Les dômes métamorphiques extensifs se localisent souvent au sein des zones affectées par de l’extension diffuse (« wide rift ») comme dans la province du « Basin & Range » et le domaine égéen. Cette caractéristique a été interprétée comme impliquant des phases successives d’extension dont les modes diffèrent (e.g. Sokoutis et al., 1993 ; Parsons, 1995). Toutefois, Brun (1999) a considéré les dômes métamorphiques extensifs comme des anomalies locales au sein du mode de rift large et non comme un mode particulier d’extension.

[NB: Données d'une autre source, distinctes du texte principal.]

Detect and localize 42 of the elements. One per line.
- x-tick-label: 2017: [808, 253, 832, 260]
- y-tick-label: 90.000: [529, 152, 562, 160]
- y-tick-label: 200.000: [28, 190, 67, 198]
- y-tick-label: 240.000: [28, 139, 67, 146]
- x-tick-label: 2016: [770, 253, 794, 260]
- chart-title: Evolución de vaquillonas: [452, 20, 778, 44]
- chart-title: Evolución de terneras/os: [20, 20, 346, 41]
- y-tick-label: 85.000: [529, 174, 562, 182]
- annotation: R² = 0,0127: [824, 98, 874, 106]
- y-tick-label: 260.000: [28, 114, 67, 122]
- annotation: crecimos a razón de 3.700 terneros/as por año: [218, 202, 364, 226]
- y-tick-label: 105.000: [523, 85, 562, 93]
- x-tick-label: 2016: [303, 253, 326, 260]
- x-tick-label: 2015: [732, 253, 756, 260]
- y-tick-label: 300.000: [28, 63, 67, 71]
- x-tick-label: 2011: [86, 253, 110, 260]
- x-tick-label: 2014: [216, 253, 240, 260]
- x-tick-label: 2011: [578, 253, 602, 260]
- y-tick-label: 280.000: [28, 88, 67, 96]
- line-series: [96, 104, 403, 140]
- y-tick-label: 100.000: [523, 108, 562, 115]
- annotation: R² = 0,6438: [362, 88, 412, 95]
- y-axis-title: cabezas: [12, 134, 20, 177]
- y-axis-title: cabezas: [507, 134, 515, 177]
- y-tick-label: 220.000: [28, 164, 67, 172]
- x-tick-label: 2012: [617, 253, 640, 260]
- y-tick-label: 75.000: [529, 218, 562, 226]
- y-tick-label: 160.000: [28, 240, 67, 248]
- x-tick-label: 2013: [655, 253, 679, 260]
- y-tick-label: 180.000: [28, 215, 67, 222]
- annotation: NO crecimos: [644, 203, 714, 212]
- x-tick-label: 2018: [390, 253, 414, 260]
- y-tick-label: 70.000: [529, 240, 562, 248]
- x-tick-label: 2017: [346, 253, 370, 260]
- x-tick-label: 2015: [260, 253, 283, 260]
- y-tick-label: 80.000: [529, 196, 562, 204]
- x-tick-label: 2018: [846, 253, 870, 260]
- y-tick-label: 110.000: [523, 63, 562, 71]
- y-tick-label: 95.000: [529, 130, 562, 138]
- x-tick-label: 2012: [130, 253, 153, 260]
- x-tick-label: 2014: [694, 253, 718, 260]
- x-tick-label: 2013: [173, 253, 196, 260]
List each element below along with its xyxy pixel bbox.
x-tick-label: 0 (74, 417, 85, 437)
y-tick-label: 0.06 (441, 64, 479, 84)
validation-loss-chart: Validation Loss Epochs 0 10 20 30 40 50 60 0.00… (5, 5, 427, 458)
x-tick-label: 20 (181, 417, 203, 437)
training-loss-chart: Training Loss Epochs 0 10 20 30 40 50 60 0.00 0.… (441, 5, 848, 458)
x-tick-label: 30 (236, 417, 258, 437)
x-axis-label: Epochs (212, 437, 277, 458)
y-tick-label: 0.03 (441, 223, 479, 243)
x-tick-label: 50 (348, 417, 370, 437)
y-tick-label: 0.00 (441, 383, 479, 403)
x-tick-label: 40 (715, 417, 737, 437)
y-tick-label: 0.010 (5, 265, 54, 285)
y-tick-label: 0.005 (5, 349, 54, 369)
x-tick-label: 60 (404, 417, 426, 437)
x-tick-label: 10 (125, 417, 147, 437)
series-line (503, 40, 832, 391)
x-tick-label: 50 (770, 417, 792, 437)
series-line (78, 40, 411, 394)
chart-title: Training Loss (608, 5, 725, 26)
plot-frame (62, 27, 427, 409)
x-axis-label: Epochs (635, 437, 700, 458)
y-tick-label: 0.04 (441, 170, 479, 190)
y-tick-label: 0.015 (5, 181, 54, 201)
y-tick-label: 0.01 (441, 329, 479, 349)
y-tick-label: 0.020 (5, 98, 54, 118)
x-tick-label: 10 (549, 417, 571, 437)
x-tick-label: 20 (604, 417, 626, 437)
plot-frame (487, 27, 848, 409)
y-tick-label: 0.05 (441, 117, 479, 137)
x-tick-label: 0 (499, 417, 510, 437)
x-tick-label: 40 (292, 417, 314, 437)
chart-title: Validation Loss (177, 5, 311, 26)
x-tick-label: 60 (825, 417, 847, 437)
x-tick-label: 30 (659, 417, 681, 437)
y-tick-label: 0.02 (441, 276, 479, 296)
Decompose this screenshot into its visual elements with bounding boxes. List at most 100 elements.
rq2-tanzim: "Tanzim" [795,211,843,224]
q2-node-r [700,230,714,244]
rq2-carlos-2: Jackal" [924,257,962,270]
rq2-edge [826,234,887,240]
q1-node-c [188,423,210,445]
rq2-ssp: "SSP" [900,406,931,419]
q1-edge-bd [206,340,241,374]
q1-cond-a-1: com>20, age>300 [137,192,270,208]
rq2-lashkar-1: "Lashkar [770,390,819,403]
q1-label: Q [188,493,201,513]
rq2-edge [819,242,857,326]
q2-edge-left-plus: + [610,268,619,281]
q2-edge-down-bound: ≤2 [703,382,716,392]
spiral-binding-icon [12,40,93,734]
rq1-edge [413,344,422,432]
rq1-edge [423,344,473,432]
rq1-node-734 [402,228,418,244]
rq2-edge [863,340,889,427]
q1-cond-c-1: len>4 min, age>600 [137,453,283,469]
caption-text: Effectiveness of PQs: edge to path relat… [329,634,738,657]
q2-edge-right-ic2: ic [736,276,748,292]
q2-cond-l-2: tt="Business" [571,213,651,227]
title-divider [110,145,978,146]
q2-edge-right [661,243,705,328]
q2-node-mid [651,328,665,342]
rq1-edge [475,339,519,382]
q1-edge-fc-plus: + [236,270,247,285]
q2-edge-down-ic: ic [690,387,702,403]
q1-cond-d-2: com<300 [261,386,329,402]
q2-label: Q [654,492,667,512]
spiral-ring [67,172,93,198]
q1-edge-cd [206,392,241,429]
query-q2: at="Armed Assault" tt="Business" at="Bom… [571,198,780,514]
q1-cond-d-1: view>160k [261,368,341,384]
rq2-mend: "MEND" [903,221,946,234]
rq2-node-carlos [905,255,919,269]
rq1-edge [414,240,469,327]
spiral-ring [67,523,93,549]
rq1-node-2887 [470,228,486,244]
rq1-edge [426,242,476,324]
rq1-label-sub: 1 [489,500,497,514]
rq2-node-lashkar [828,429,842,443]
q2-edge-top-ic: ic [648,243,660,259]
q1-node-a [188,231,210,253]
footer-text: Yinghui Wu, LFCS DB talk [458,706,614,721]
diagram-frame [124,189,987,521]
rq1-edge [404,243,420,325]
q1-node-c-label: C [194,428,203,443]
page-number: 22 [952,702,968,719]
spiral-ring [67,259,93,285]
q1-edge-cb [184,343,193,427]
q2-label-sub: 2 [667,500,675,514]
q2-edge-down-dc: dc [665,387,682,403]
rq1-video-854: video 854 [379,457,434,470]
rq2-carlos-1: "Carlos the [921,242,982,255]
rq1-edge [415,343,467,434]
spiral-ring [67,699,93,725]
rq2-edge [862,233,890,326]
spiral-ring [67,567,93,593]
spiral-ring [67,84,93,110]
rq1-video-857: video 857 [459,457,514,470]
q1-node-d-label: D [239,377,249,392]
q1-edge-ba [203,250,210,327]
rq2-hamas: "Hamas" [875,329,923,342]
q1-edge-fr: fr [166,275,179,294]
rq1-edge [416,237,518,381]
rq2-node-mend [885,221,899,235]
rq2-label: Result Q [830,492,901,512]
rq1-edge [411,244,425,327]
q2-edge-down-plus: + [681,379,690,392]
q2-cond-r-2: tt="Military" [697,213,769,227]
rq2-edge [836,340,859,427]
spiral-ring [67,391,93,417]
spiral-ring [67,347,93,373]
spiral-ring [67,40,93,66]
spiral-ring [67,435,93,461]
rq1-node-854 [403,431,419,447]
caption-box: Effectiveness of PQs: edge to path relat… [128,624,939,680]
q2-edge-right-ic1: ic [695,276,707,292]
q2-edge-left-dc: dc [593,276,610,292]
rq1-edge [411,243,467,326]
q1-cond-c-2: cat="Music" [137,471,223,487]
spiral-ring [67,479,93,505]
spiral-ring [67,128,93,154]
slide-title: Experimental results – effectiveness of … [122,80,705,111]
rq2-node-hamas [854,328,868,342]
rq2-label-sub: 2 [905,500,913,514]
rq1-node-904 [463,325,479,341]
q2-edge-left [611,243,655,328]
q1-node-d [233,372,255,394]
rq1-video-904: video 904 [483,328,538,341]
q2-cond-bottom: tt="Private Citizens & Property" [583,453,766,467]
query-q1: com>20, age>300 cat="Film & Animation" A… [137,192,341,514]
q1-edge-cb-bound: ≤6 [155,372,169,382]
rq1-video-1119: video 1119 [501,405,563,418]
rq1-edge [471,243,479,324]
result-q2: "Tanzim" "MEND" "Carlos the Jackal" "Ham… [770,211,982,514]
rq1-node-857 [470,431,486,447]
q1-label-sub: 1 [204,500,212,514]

Fig. 1.5 : Description de structures associées aux dômes métamorphiques extensifs et à leur

détachement. (a) Figure illustrant les structures à l’échelle d’un dôme métamorphique (modifiée d’après Brun et Van Den Driessche, 1994). (b) Description détaillée des déformations qui affectent les roches au mur et au toit d’un détachement (Malavieille, 1983). 1, Roches foliées montrant des bandes de cisaillement extensives de type C’. 2, Zone de cisaillement normale macroscopique. 3, Intrusion granitique syn-cinématique, mylonitisé et boudiné. 4, linéation minérale et d’étirement. 5, Schistosité de crénulation extensive.6, boudinage à différentes échelles. 7, Indicateur de cisaillement (structure d’enroulement). 8, Plis en fourreau dans une zone de forte déformation. 9, Plis aux axes parallèles à la linéation d’étirement. 10, Plis isoclinaux aux plans axiaux subhorizontaux. 11, cristallisations en zones abritées sur des surfaces fragiles du détachement. 12, brèches cataclastiques. 13-18,

À partir d’exemples régionaux actuels, Buck (1991) proposa que la formation des dômes métamorphiques de type « core complex » soit liée à des températures particulièrement élevées au sein de la lithosphère. Ainsi, selon ce modèle, le flux de chaleur doit être initialement égal ou supérieur à 90 mW.m-2 et l’épaisseur de la croûte doit être au moins de l’ordre de 60 km. Plus récemment, des modèles numériques thermo-mécaniques imposent des températures au Moho d’au moins 800°C, un flux de chaleur élevé et une croûte épaisse d’au moins 45 km (Tirel et al., 2008). Dans ces conditions, l’enveloppe rhéologique de la lithosphère se caractérise par une croûte fragile qui repose sur une croûte inférieure et un manteau lithosphérique entièrement ductiles. Ainsi, l’amincissement de la croûte supérieure durant l’extension est compensé par une remontée locale de la croûte moyenne ductile. Le bombement qui en découle n’est en revanche pas compensé par une remontée locale du Moho (e.g. Tirel et al., 2004, 2009). En effet, les modèles de sismique réflexion et réfraction montrent que le Moho reste plat à l’aplomb des régions où se localisent des dômes métamorphiques (e.g. McCarthy et Thompson, 1988 ; McCarthy et al., 1991).